What derailed me yesterday wasn't a doorstop but a slim, quick book: I read Shirley Jackson's memoir of raising children, Life Among the Savages. I haven't read "The Lottery" since middle school, but I loved We Have Always Lived in the Castle and always intended to read more. Monday was her birthday, and a post on the Barnes & Noble blog gave chilly hints of her real life and made me curious to read the memoir.
Life Among the Savages begins when Jackson, husband, and two children are forced by high rents to exile themselves from New York City into the untamed wilderness of Vermont. By the end of the book, there are four children and the wilderness appears to have won. Memoirs of the terrors and trials of raising children still thrive these days as a genre, but in 1953 Jackson's was one of the first to tell these tales with such pointed humor, and certainly there aren't as many drinks, cigarettes, and sharp kitchen implements in the hands of most of today's memoir-writing moms.

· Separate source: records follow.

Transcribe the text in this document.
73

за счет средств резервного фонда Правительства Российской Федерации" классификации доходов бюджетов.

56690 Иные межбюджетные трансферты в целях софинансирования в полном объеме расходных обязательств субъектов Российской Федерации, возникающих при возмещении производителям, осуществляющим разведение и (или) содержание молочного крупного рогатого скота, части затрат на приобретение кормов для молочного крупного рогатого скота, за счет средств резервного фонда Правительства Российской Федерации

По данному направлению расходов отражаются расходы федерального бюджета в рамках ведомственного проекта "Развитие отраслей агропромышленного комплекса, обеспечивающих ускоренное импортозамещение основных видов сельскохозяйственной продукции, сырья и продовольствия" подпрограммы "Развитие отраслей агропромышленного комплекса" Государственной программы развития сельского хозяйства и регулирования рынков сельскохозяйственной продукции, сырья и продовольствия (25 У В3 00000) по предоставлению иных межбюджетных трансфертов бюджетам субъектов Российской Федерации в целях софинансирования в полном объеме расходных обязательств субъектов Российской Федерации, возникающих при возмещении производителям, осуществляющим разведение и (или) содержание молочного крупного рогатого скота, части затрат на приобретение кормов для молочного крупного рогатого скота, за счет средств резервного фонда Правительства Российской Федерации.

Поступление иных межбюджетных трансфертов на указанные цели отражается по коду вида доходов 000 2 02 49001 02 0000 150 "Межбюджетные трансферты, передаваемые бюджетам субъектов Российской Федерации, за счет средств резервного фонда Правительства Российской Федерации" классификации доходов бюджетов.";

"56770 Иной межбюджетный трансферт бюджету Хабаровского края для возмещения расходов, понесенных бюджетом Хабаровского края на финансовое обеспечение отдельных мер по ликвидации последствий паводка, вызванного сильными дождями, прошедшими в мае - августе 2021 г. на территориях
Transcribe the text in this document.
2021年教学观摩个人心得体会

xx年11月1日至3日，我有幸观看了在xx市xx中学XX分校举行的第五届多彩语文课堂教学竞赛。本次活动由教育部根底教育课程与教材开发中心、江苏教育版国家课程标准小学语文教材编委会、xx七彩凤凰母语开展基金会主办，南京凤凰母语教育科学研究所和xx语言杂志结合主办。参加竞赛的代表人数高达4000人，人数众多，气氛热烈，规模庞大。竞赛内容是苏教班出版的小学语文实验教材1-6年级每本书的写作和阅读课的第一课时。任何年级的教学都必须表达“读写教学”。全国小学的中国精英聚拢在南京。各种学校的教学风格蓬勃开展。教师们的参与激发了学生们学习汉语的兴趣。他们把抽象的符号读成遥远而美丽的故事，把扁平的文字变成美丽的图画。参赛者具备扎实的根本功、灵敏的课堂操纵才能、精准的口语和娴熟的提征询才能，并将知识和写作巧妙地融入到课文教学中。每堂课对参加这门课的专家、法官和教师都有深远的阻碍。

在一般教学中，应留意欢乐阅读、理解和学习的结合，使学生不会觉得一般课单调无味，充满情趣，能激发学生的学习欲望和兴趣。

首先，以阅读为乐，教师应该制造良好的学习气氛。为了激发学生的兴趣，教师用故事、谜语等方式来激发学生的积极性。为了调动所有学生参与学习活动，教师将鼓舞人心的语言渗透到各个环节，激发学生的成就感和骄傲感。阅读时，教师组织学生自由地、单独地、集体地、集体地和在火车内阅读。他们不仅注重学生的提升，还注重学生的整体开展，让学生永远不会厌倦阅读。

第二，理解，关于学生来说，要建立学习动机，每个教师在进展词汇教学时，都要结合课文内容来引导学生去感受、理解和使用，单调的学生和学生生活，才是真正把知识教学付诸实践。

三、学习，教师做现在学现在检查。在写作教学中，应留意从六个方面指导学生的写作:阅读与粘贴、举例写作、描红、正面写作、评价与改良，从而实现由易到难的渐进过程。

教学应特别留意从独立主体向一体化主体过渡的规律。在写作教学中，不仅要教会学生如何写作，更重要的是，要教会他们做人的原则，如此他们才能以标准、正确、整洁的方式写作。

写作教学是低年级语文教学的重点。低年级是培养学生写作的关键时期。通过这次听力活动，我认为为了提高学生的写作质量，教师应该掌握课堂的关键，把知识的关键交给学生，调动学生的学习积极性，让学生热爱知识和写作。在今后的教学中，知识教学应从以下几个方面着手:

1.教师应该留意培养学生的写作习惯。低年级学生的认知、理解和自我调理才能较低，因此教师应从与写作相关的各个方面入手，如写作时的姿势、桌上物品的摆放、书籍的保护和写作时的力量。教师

It's also a blast to read, because its scattershot organization reflects the subject at hand. In yesterday's unintended absorption in the book, I was comforted by her praise of lists: "You can start from any given point on a list and go off in all directions at once, the world being as full as it is, and even though a list is a greatly satisfying thing to have, it is extraordinarily difficult to keep it focused on the subject at hand" (p. 79). "Extraordinarily difficult to keep it focused," indeed, in 1953; how much more so, then, in the age of Google? Like Umberto Eco, I'm a big fan of lists. (Eco's new book, tied to his show at the Louvre, looks interesting; here's an interview with Eco on the topic.) But I won't dive in to some scholarly analysis, which would end up with Foucault and Borges, because 1) it would take too long; 2) you wouldn't read it anyway; 3) I wouldn't actually know what I'm talking about; and 4) I don't want to analyze lists, I just want to appreciate them.
Another unexpected pleasure in Life Among the Savages: the section which begins on page 133 with "We are all of us, in our family, very fond of puzzles." Over the next ten pages, without pausing for narrative breath, Jackson develops a set-piece about one night's movements of the family (including the dog) and their accompanying blankets and bedside objects from bed to bed as everyone seeks a warm or cool or quiet spot to suffer "the grippe." It's a great parody of the story problems in logic which ask you to deduce who lives in the blue house and drives the red car and works for Mr. Green. In Jackson's puzzle, the question is "what became of the blanket from Sally's bed?" I don't know whether it's solvable or not, and I don't care.
For the first twenty pages, it also looked like Life Among the Savages would be to Vermont what The Egg and I is to the area hereabouts: a reminder of just how close we still are, in the 21st century, to the days of pioneer homesteading, both physically and culturally. I have family not too far from where Jackson lived, and those twenty pages do ring true—but alas, that's all there is.